Goddamnit. Who do these people think they are? I didn't spend the last several years building this facade of mental toughness and emotional stability for these two patient's to come into MY EMERGENCY DEPARTMENT and make me feel a genuine human emotion again.

Now begins the involuntary journey to apathy and numbness that our healthcare system mandates in order to survive a second time around.

In the US, any hospital which receives federal funding through Medicaid (most if not all) are under a law called EMTALA- Emergency Medicine Treatment and Labour Act. Legally Emergency has to treat anyone who comes through the door regardless of their ability to pay. That's good. But they only have to treat the patient until stable. After that, they can ship them to any other facility which is legally mandated to accept them or let them go back to the circumstances that repeatedly cause their illness/injury.

So you get patients like these who are just a revolving door of suffering for the sake of shareholder value. They can't afford insulin for their diabetes, their blood sugar goes so high their blood turns acidic and starts killing them, we lower their blood sugar, and they go back to homelessness. At some point their leg will rot off and they might qualify for the single medicaid bed in a rehabilitative nursing home ward. If they're connected to social services in the hospital, they might qualify to get put on a wait list in a month which might give them affordable housing in a year.

No compassion, no compassion, no excuses.

  • Nephy [he/him]
    ·
    2 years ago

    My experience working on the ambulance the last few years:

    You know who calls 911? Poor people.

    It's so, so rare that we go to a nice house. It's constantly the worst neighborhoods, the shittiest houses with no heat and no insulation, with people sleeping 4 to a room . People get sick from living in conditions like this. If you grew up and had a room in a warm house to yourself and food in the kitchen you had it better than like 30% of the population.

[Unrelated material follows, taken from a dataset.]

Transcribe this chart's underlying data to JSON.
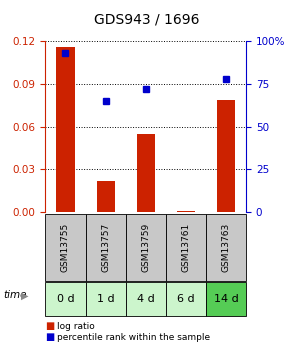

    And it's always that they are calling for things they needed to see a doctor for a week ago but they can't afford it, and now whatever they have is so bad that now they need the ED.

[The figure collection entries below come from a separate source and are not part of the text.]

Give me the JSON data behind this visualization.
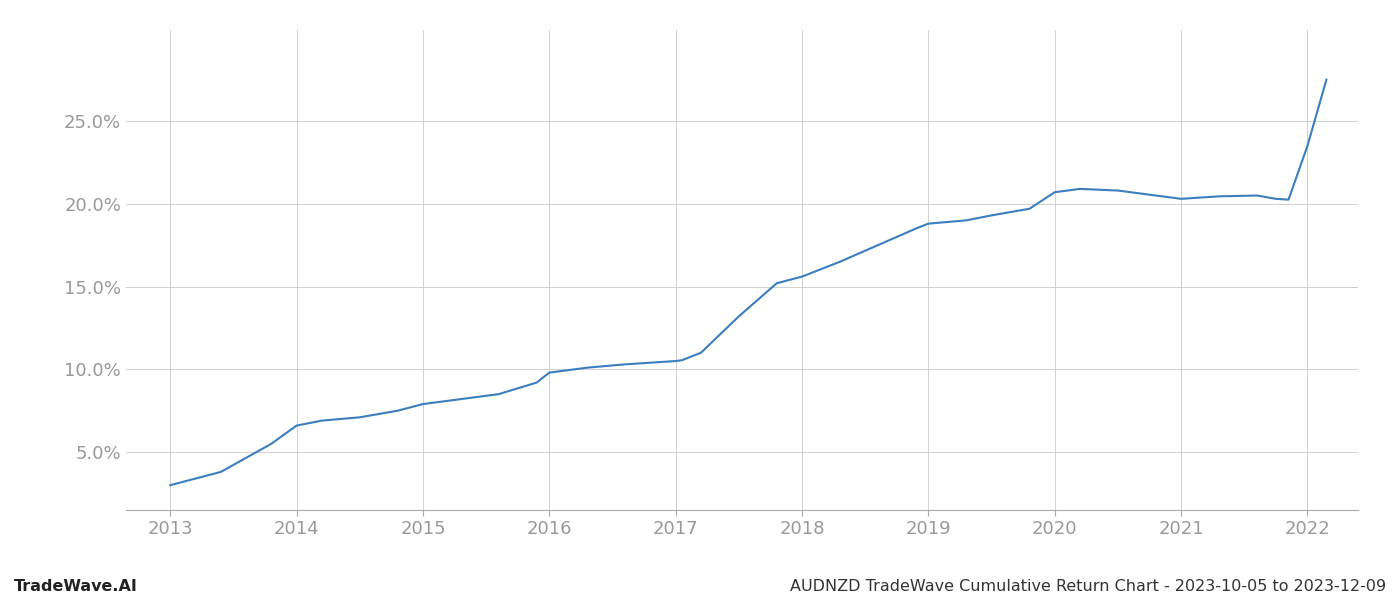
{
  "x_years": [
    2013.0,
    2013.4,
    2013.8,
    2014.0,
    2014.2,
    2014.5,
    2014.8,
    2015.0,
    2015.3,
    2015.6,
    2015.9,
    2016.0,
    2016.3,
    2016.6,
    2016.8,
    2017.0,
    2017.05,
    2017.2,
    2017.5,
    2017.8,
    2018.0,
    2018.3,
    2018.6,
    2018.9,
    2019.0,
    2019.3,
    2019.5,
    2019.8,
    2020.0,
    2020.2,
    2020.5,
    2020.8,
    2021.0,
    2021.3,
    2021.6,
    2021.75,
    2021.85,
    2022.0,
    2022.15
  ],
  "y_values": [
    3.0,
    3.8,
    5.5,
    6.6,
    6.9,
    7.1,
    7.5,
    7.9,
    8.2,
    8.5,
    9.2,
    9.8,
    10.1,
    10.3,
    10.4,
    10.5,
    10.55,
    11.0,
    13.2,
    15.2,
    15.6,
    16.5,
    17.5,
    18.5,
    18.8,
    19.0,
    19.3,
    19.7,
    20.7,
    20.9,
    20.8,
    20.5,
    20.3,
    20.45,
    20.5,
    20.3,
    20.25,
    23.5,
    27.5
  ],
  "line_color": "#3a7ebf",
  "line_width": 1.5,
  "x_ticks": [
    2013,
    2014,
    2015,
    2016,
    2017,
    2018,
    2019,
    2020,
    2021,
    2022
  ],
  "y_ticks": [
    5.0,
    10.0,
    15.0,
    20.0,
    25.0
  ],
  "xlim": [
    2012.65,
    2022.4
  ],
  "ylim": [
    1.5,
    30.5
  ],
  "background_color": "#ffffff",
  "grid_color": "#d0d0d0",
  "footer_left": "TradeWave.AI",
  "footer_right": "AUDNZD TradeWave Cumulative Return Chart - 2023-10-05 to 2023-12-09",
  "tick_color": "#999999",
  "tick_fontsize": 13,
  "footer_fontsize": 11.5
}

    5 dollars worth of antibiotics or insulin or pain medication could have solved this problem a week ago but no, poor people have to suffer.

    • happybadger [he/him]
      hexagon
      ·
      2 years ago

      The lack of preventative medicine is the real barbarism of the healthcare industry in my opinion. DKA is a terrible way to go and a massive use of resources, in this case purely the result of price-gouging for a drug that costs almost nothing to produce. In my ED that night they take up one of 12 beds in an AO covering 250k people, one ICU bed out of 8, one ambulance out of six in my fleet for an hour, and diverting any stage costs the next patient half an hour for no benefit to anyone. That unmanaged diabetes is going to needlessly kill them in the one medicaid bed at the nursing home with a wait list of 80 people. Most of them wouldn't need that bed if not for socioeconomic factors and a system that discourages low-grade/inexpensive care their entire life.

      That was probably like half my cases too. Some trauma and illness is acute but so much of it is systemically chronic and not recognised as such.